Vice President Biden and Iraqi Prime Minister Nouri al-Maliki, speaking at a joint ceremony outside Baghdad on Thursday to commemorate the imminent end of the Iraq war, urged Iran and other neighboring countries not to attempt to exploit the departure of U.S. troops to expand their own influence here.

The ceremony was held in the al-Faw Palace, built by Saddam Hussein and now the U.S. military’s headquarters at Camp Victory, the nerve center of American power in Iraq for the past 81 / 2 years.

Within days, the vast camp that has been home to tens of thousands of U.S. troops over the years will be handed over to Iraqi control, U.S. military spokesman Col. Barry Johnson said, as the countdown begins in earnest for all U.S. troops to leave by the end of the month under the terms of the bilateral security agreement signed in 2008.

There are just 12,000 U.S. troops left in Iraq, down from a peak of 170,000 in 2007, and Americans are at only six bases, down from more than 500 at the height of the war, Johnson said.

Concerns that neighboring Iran will seek to fill the vacuum left by the departing Americans are foremost in the minds of U.S. policymakers as upheaval in the region threatens to reignite the sectarian divide between Iraq’s dominant Shiites and the Sunnis ousted from power by the U.S.-led invasion.

Biden, who is on an unannounced visit here, referred to Iran in his speech to the gathering of top Iraqi officials, lawmakers and U.S. and Iraqi troops, saying he was confident Iraq did not want to substitute domination by one foreign power for that of another.

“The Iraqi people will not, have not, and will not again yield to any external domination, and they would never abide another nation violating their sovereignty by funding and directing militias that use Iraqi terrain for proxy battles that kill innocent Iraqi civilians,” he said.

“Militias” is the term U.S. and Iraqi officials use to refer to the Shiite groups that took up arms in the early years of the war with support and funding from Shiite Iran. Some have continued to attack Americans even as they leave, targeting convoys with roadside bombs and firing rockets at the dwindling number of U.S. bases.

Maliki echoed the same sentiments in his speech, alluding to the way the Iranian-backed groups have cited the presence of America’s troops to justify violence.

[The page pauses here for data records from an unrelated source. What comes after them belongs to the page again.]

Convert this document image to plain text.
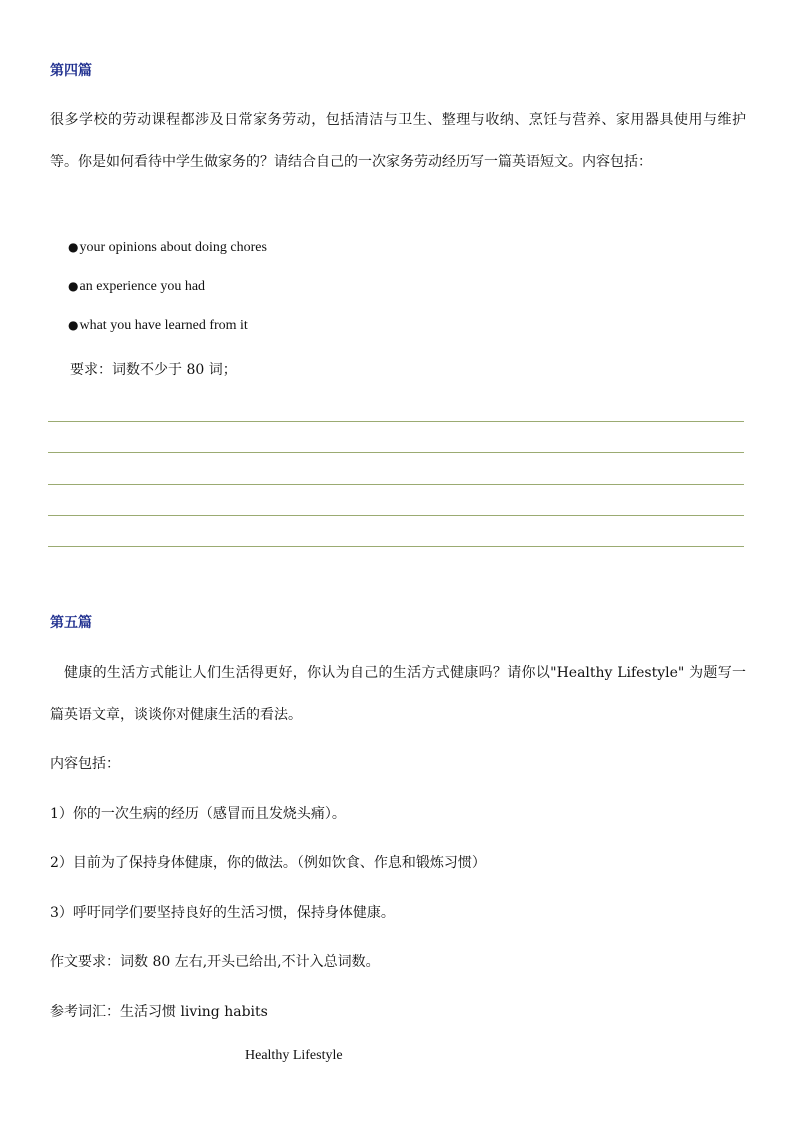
第四篇
很多学校的劳动课程都涉及日常家务劳动，包括清洁与卫生、整理与收纳、烹饪与营养、家用器具使用与维护等。你是如何看待中学生做家务的？请结合自己的一次家务劳动经历写一篇英语短文。内容包括：
●your opinions about doing chores
●an experience you had
●what you have learned from it
要求：词数不少于 80 词；
第五篇
健康的生活方式能让人们生活得更好，你认为自己的生活方式健康吗？请你以"Healthy Lifestyle" 为题写一篇英语文章，谈谈你对健康生活的看法。
内容包括：
1）你的一次生病的经历（感冒而且发烧头痛）。
2）目前为了保持身体健康，你的做法。（例如饮食、作息和锻炼习惯）
3）呼吁同学们要坚持良好的生活习惯，保持身体健康。
作文要求：词数 80 左右,开头已给出,不计入总词数。
参考词汇：生活习惯 living habits
Healthy Lifestyle
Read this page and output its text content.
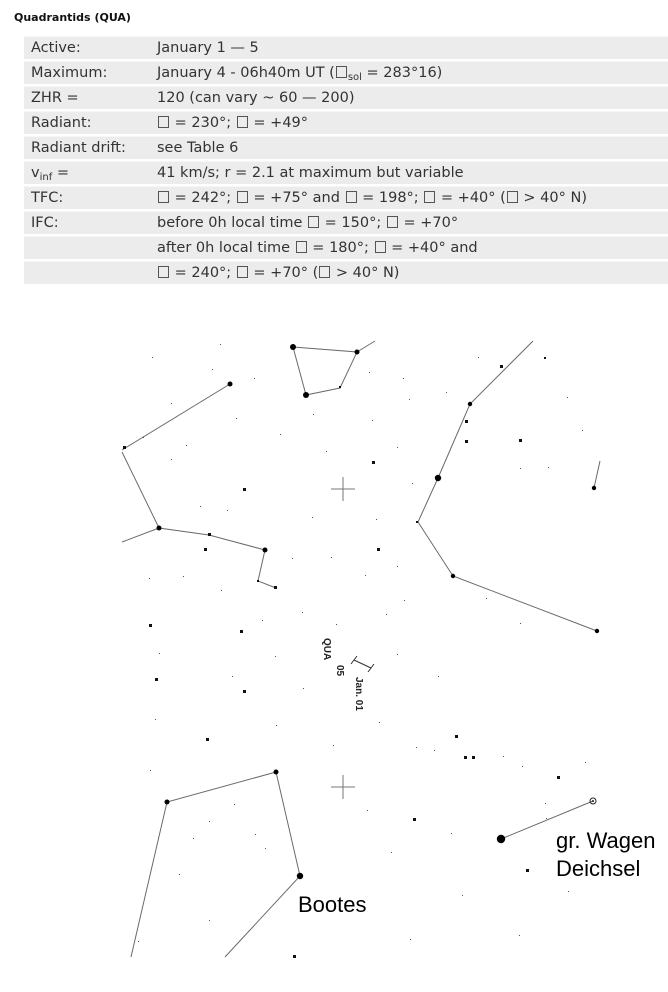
Quadrantids (QUA)
Active:	January 1 — 5
Maximum:	January 4 - 06h40m UT ( $_{sol}$ = 283°16)
ZHR =	120 (can vary ~ 60 — 200)
Radiant:	= 230°;  = +49°
Radiant drift:	see Table 6
$v_{inf}$ =	41 km/s; r = 2.1 at maximum but variable
TFC:	= 242°;  = +75° and  = 198°;  = +40° ( > 40° N)
IFC:	before 0h local time  = 150°;  = +70°
	after 0h local time  = 180°;  = +40° and
	= 240°;  = +70° ( > 40° N)
QUA
05
Jan. 01
Bootes
gr. Wagen
Deichsel
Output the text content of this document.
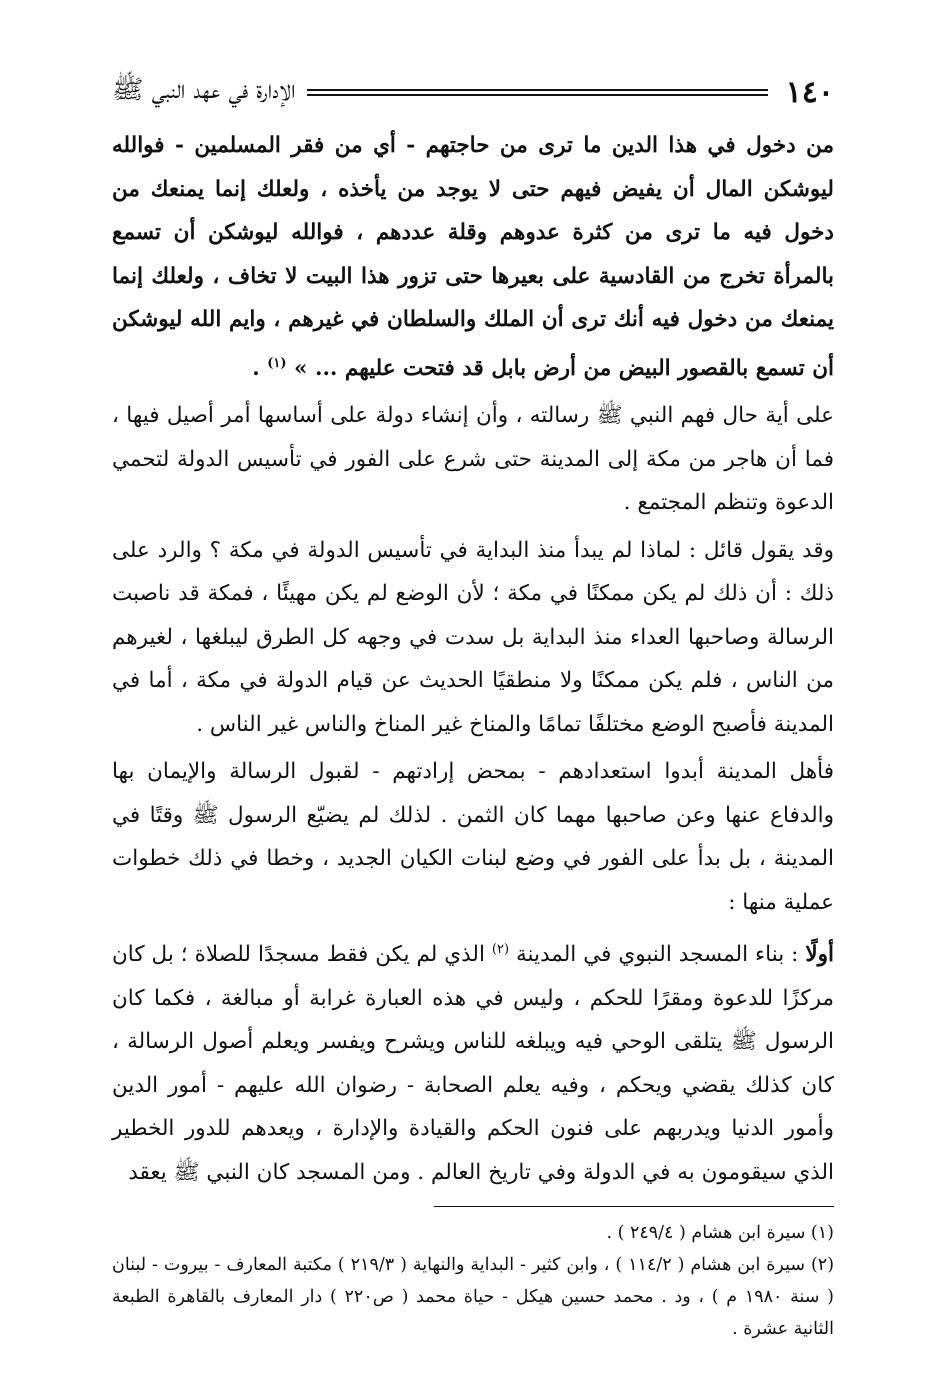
١٤٠
الإدارة في عهد النبي ﷺ

من دخول في هذا الدين ما ترى من حاجتهم - أي من فقر المسلمين - فوالله ليوشكن المال أن يفيض فيهم حتى لا يوجد من يأخذه ، ولعلك إنما يمنعك من دخول فيه ما ترى من كثرة عدوهم وقلة عددهم ، فوالله ليوشكن أن تسمع بالمرأة تخرج من القادسية على بعيرها حتى تزور هذا البيت لا تخاف ، ولعلك إنما يمنعك من دخول فيه أنك ترى أن الملك والسلطان في غيرهم ، وايم الله ليوشكن أن تسمع بالقصور البيض من أرض بابل قد فتحت عليهم ... » $^{(١)}$ .

على أية حال فهم النبي ﷺ رسالته ، وأن إنشاء دولة على أساسها أمر أصيل فيها ، فما أن هاجر من مكة إلى المدينة حتى شرع على الفور في تأسيس الدولة لتحمي الدعوة وتنظم المجتمع .

وقد يقول قائل : لماذا لم يبدأ منذ البداية في تأسيس الدولة في مكة ؟ والرد على ذلك : أن ذلك لم يكن ممكنًا في مكة ؛ لأن الوضع لم يكن مهيئًا ، فمكة قد ناصبت الرسالة وصاحبها العداء منذ البداية بل سدت في وجهه كل الطرق ليبلغها ، لغيرهم من الناس ، فلم يكن ممكنًا ولا منطقيًا الحديث عن قيام الدولة في مكة ، أما في المدينة فأصبح الوضع مختلفًا تمامًا والمناخ غير المناخ والناس غير الناس .

فأهل المدينة أبدوا استعدادهم - بمحض إرادتهم - لقبول الرسالة والإيمان بها والدفاع عنها وعن صاحبها مهما كان الثمن . لذلك لم يضيّع الرسول ﷺ وقتًا في المدينة ، بل بدأ على الفور في وضع لبنات الكيان الجديد ، وخطا في ذلك خطوات عملية منها :

أولًا : بناء المسجد النبوي في المدينة $^{(٢)}$ الذي لم يكن فقط مسجدًا للصلاة ؛ بل كان مركزًا للدعوة ومقرًا للحكم ، وليس في هذه العبارة غرابة أو مبالغة ، فكما كان الرسول ﷺ يتلقى الوحي فيه ويبلغه للناس ويشرح ويفسر ويعلم أصول الرسالة ، كان كذلك يقضي ويحكم ، وفيه يعلم الصحابة - رضوان الله عليهم - أمور الدين وأمور الدنيا ويدربهم على فنون الحكم والقيادة والإدارة ، ويعدهم للدور الخطير الذي سيقومون به في الدولة وفي تاريخ العالم . ومن المسجد كان النبي ﷺ يعقد

(١) سيرة ابن هشام ( ٢٤٩/٤ ) .

(٢) سيرة ابن هشام ( ١١٤/٢ ) ، وابن كثير - البداية والنهاية ( ٢١٩/٣ ) مكتبة المعارف - بيروت - لبنان ( سنة ١٩٨٠ م ) ، ود . محمد حسين هيكل - حياة محمد ( ص٢٢٠ ) دار المعارف بالقاهرة الطبعة الثانية عشرة .
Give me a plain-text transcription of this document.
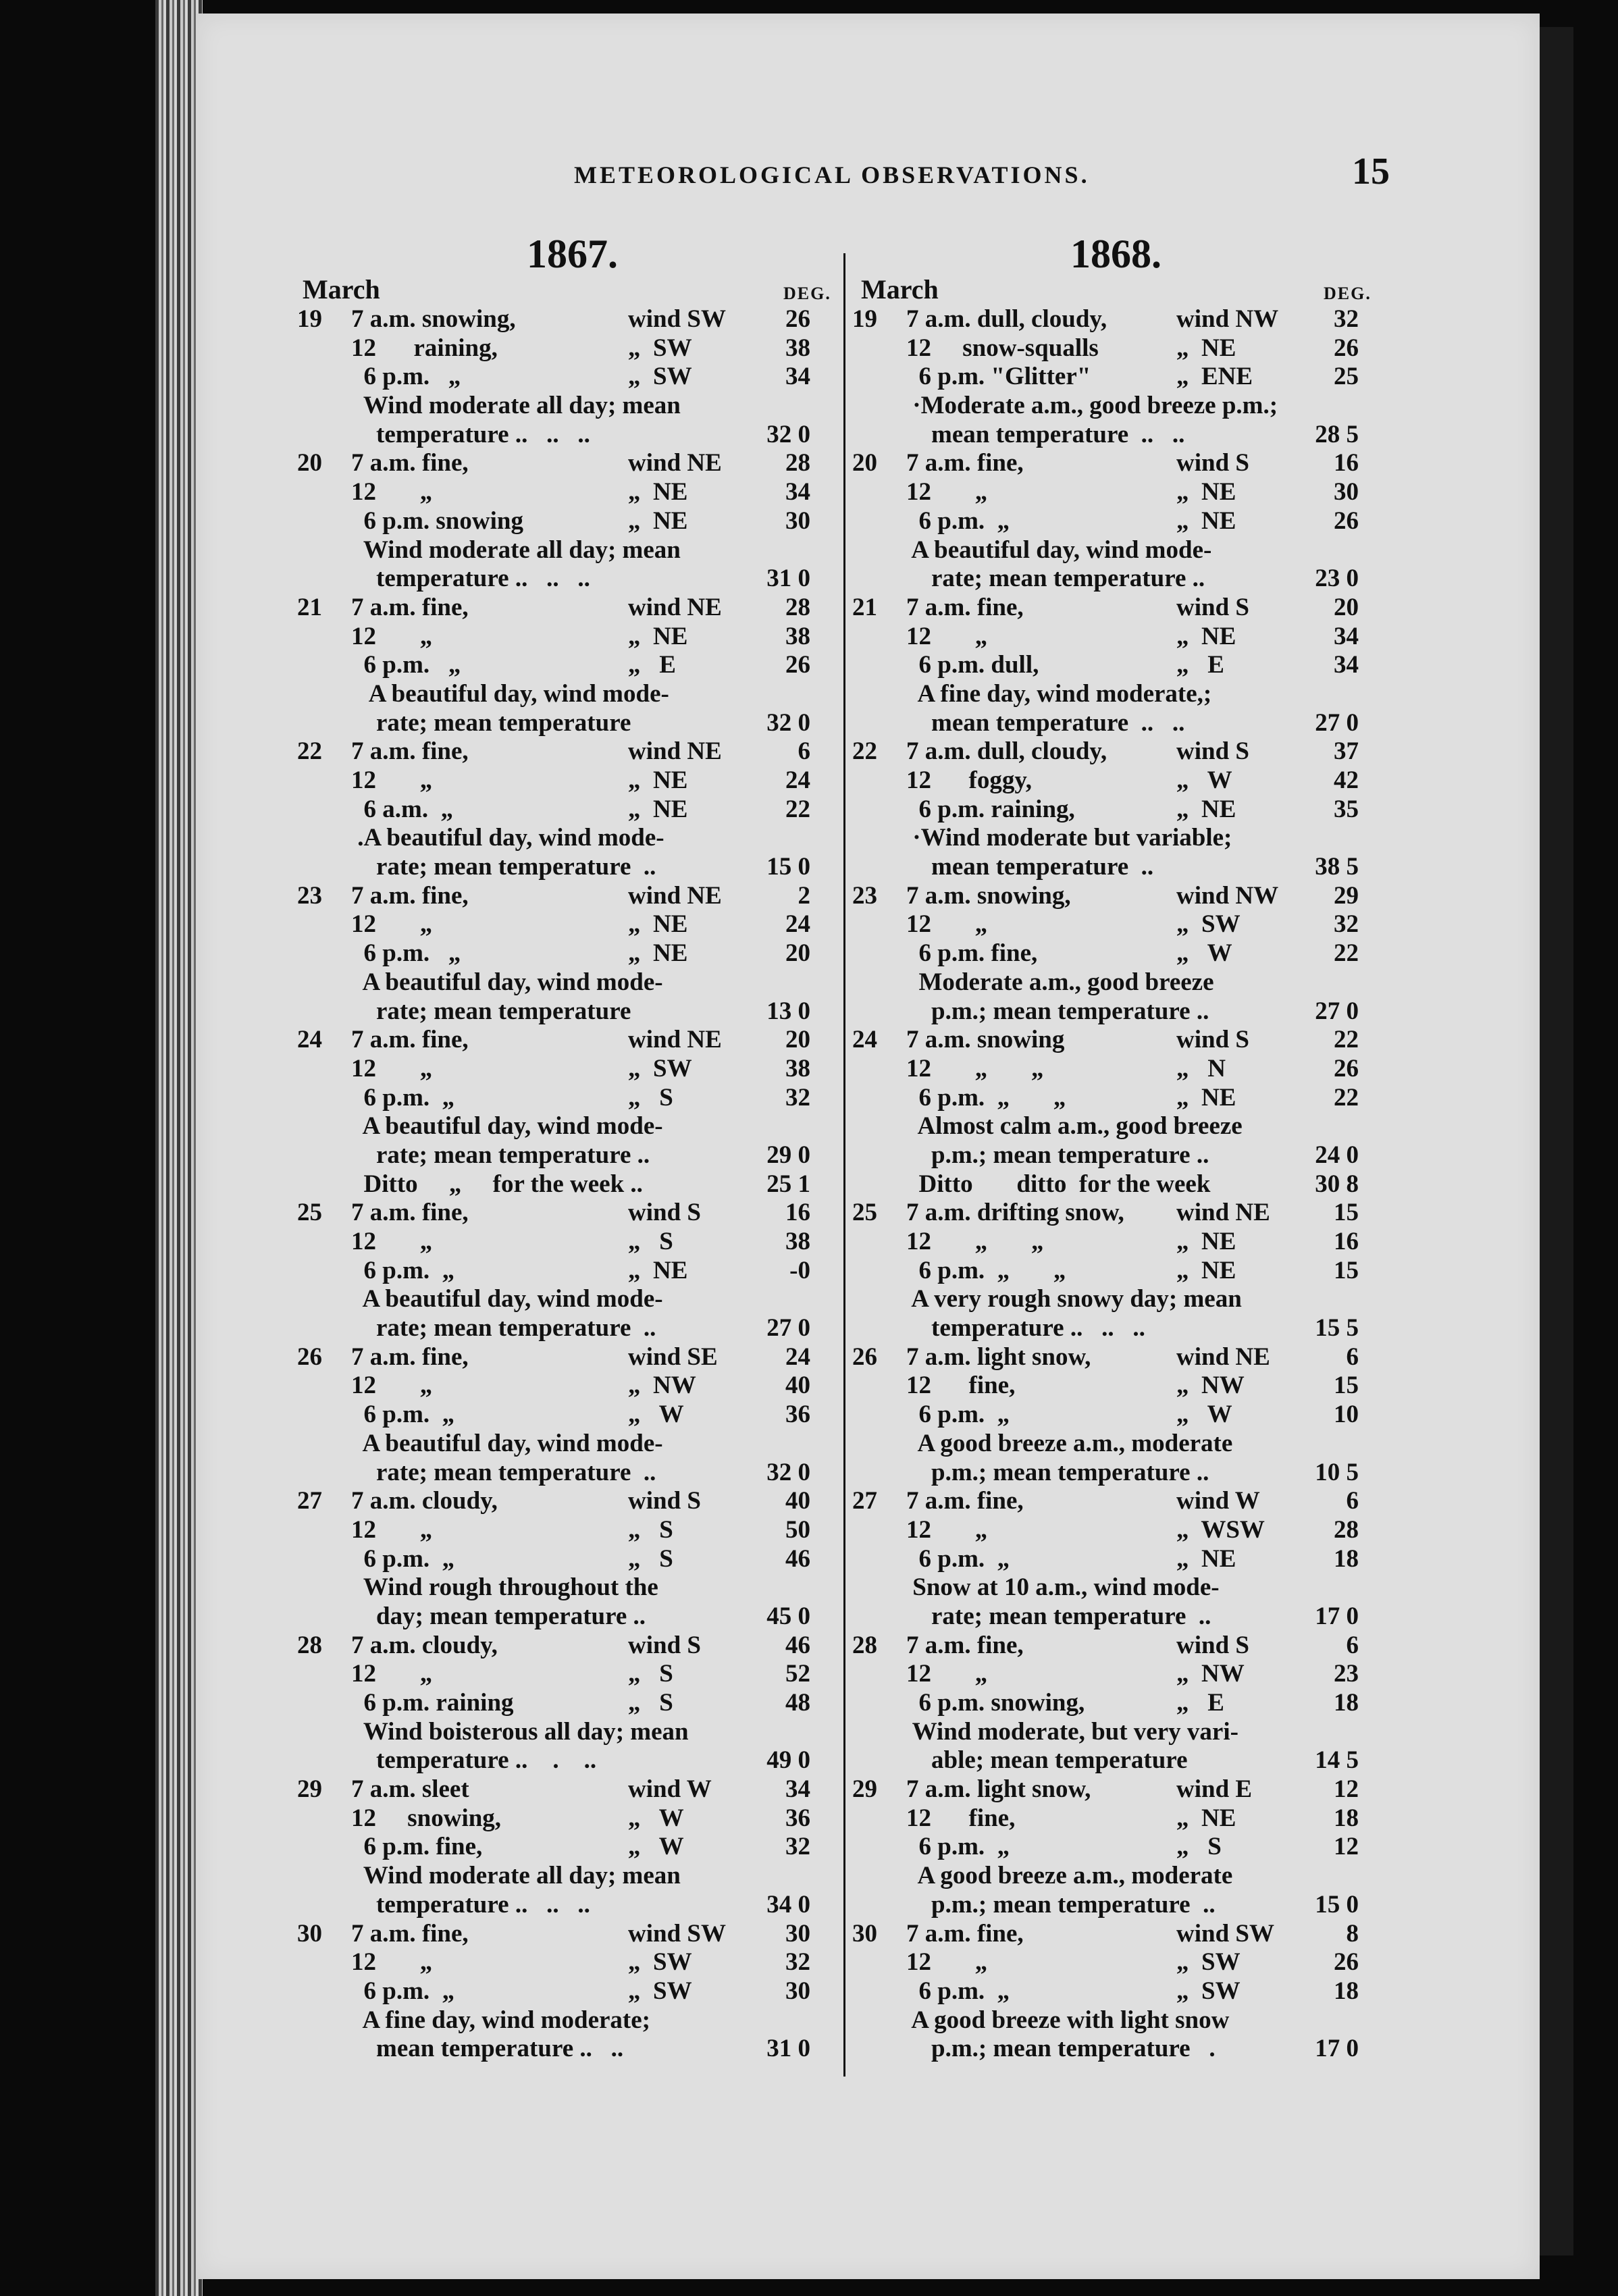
METEOROLOGICAL OBSERVATIONS.	15
1867.
March	DEG.
1868.
March	DEG.
19 7 a.m. snowing,	wind SW	26
12      raining,	„  SW	38
6 p.m.   „	„  SW	34
Wind moderate all day; mean
temperature ..   ..   ..	32 0
20 7 a.m. fine,	wind NE	28
12       „	„  NE	34
6 p.m. snowing	„  NE	30
Wind moderate all day; mean
temperature ..   ..   ..	31 0
21 7 a.m. fine,	wind NE	28
12       „	„  NE	38
6 p.m.   „	„   E	26
A beautiful day, wind mode-
rate; mean temperature	32 0
22 7 a.m. fine,	wind NE	6
12       „	„  NE	24
6 a.m.  „	„  NE	22
.A beautiful day, wind mode-
rate; mean temperature  ..	15 0
23 7 a.m. fine,	wind NE	2
12       „	„  NE	24
6 p.m.   „	„  NE	20
A beautiful day, wind mode-
rate; mean temperature	13 0
24 7 a.m. fine,	wind NE	20
12       „	„  SW	38
6 p.m.  „	„   S	32
A beautiful day, wind mode-
rate; mean temperature ..	29 0
Ditto     „     for the week ..	25 1
25 7 a.m. fine,	wind S	16
12       „	„   S	38
6 p.m.  „	„  NE	-0
A beautiful day, wind mode-
rate; mean temperature  ..	27 0
26 7 a.m. fine,	wind SE	24
12       „	„  NW	40
6 p.m.  „	„   W	36
A beautiful day, wind mode-
rate; mean temperature  ..	32 0
27 7 a.m. cloudy,	wind S	40
12       „	„   S	50
6 p.m.  „	„   S	46
Wind rough throughout the
day; mean temperature ..	45 0
28 7 a.m. cloudy,	wind S	46
12       „	„   S	52
6 p.m. raining	„   S	48
Wind boisterous all day; mean
temperature ..    .    ..	49 0
29 7 a.m. sleet	wind W	34
12     snowing,	„   W	36
6 p.m. fine,	„   W	32
Wind moderate all day; mean
temperature ..   ..   ..	34 0
30 7 a.m. fine,	wind SW	30
12       „	„  SW	32
6 p.m.  „	„  SW	30
A fine day, wind moderate;
mean temperature ..   ..	31 0
19 7 a.m. dull, cloudy,	wind NW	32
12     snow-squalls	„  NE	26
6 p.m. "Glitter"	„  ENE	25
·Moderate a.m., good breeze p.m.;
mean temperature  ..   ..	28 5
20 7 a.m. fine,	wind S	16
12       „	„  NE	30
6 p.m.  „	„  NE	26
A beautiful day, wind mode-
rate; mean temperature ..	23 0
21 7 a.m. fine,	wind S	20
12       „	„  NE	34
6 p.m. dull,	„   E	34
A fine day, wind moderate,;
mean temperature  ..   ..	27 0
22 7 a.m. dull, cloudy,	wind S	37
12      foggy,	„   W	42
6 p.m. raining,	„  NE	35
·Wind moderate but variable;
mean temperature  ..	38 5
23 7 a.m. snowing,	wind NW	29
12       „	„  SW	32
6 p.m. fine,	„   W	22
Moderate a.m., good breeze
p.m.; mean temperature ..	27 0
24 7 a.m. snowing	wind S	22
12       „       „	„   N	26
6 p.m.  „       „	„  NE	22
Almost calm a.m., good breeze
p.m.; mean temperature ..	24 0
Ditto       ditto  for the week	30 8
25 7 a.m. drifting snow, wind NE	15
12       „       „	„  NE	16
6 p.m.  „       „	„  NE	15
A very rough snowy day; mean
temperature ..   ..   ..	15 5
26 7 a.m. light snow,	wind NE	6
12      fine,	„  NW	15
6 p.m.  „	„   W	10
A good breeze a.m., moderate
p.m.; mean temperature ..	10 5
27 7 a.m. fine,	wind W	6
12       „	„  WSW	28
6 p.m.  „	„  NE	18
Snow at 10 a.m., wind mode-
rate; mean temperature  ..	17 0
28 7 a.m. fine,	wind S	6
12       „	„  NW	23
6 p.m. snowing,	„   E	18
Wind moderate, but very vari-
able; mean temperature	14 5
29 7 a.m. light snow,	wind E	12
12      fine,	„  NE	18
6 p.m.  „	„   S	12
A good breeze a.m., moderate
p.m.; mean temperature  ..	15 0
30 7 a.m. fine,	wind SW	8
12       „	„  SW	26
6 p.m.  „	„  SW	18
A good breeze with light snow
p.m.; mean temperature   .	17 0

“The withdrawal operation will take away all the slogans that some countries hide behind in order to interfere in the internal affairs of Iraq,” he said.

Reflecting concerns that some of Iraq’s other powerful neighbors, including Sunni Saudi Arabia and Turkey, will also compete to influence Iraq, Maliki said he wanted good relations with “all brotherly and friendly countries, especially the neighboring countries.”

As the ceremonies got underway, 20 people were reported killed in two separate attacks in the province of Diyala. A car bombing killed 13 people, and an attack on the homes of three Sunni Awakening fighters killed seven others, provincial police said.

The ending of the war “doesn’t mean that the threats are over,” Biden said. “But Iraqi security forces have been well-trained, prepared, and you are fully capable of meeting the challenges.”